Wadsworth moved back to Philadelphia in 1869 and continued to minister there until his death on April 1, 1882. Dickinson's correspondence with others after Wadsworth's death reveals much of how greatly she esteemed him. In a letter to Elizabeth Holland, for example, she wrote "All other Surprise is at last monotonous, but the Death of the Loved is all moments - now - Love has but one Date - 'The first of April' / 'Yesterday, Today and Forever.'"

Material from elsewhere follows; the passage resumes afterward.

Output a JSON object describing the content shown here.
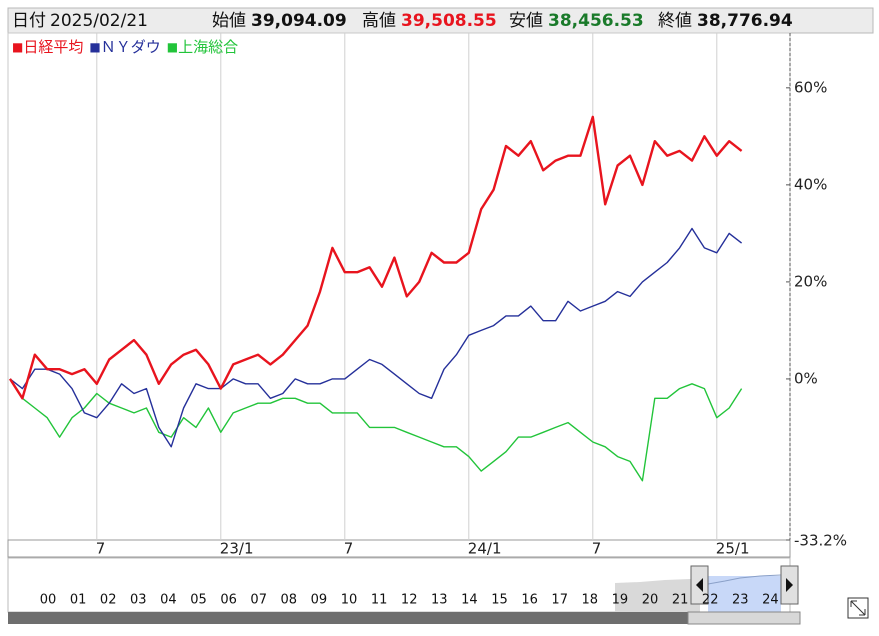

From 1882 until her death four years later, she also corresponded with James D. Clark, perhaps Wadsworth's closest friend, who sent her a volume of his sermons as well as his photograph, while she inquired about details concerning Wadsworth's life, and represented Wadsworth in a brief poem contained in one letter to Clark, which linked "the dead minister to the living Christ" (Benjamin Lease, Ibid., p. 33):
Obtaining but his own extent
In whatsoever Realm -
'Twas Christ's own personal Expanse
That bore him from the Tomb.
All the evidence that scholars have from the writings of both Charles Wadsworth and Emily Dickinson points to the known and certain facts that he was her greatly esteemed spiritual mentor and confidant, that he was and remained til death a happily married father of two, that her feelings for him clearly at some level ran deep. Beyond that, we need not inquire. There is a mystery in their relationship to be sure, which has generated much speculation. But not every mystery must be solved - where the historical record leaves off, sometimes at least we are better off not delving into what we do not know for certain. In the words of a favorite poet of Dickinson, Charlotte Brontë, "The human heart has hidden treasures, / In secret kept, in silence sealed;– / The thoughts, the hopes, the dreams, the pleasures, / Whose charms were broken if revealed."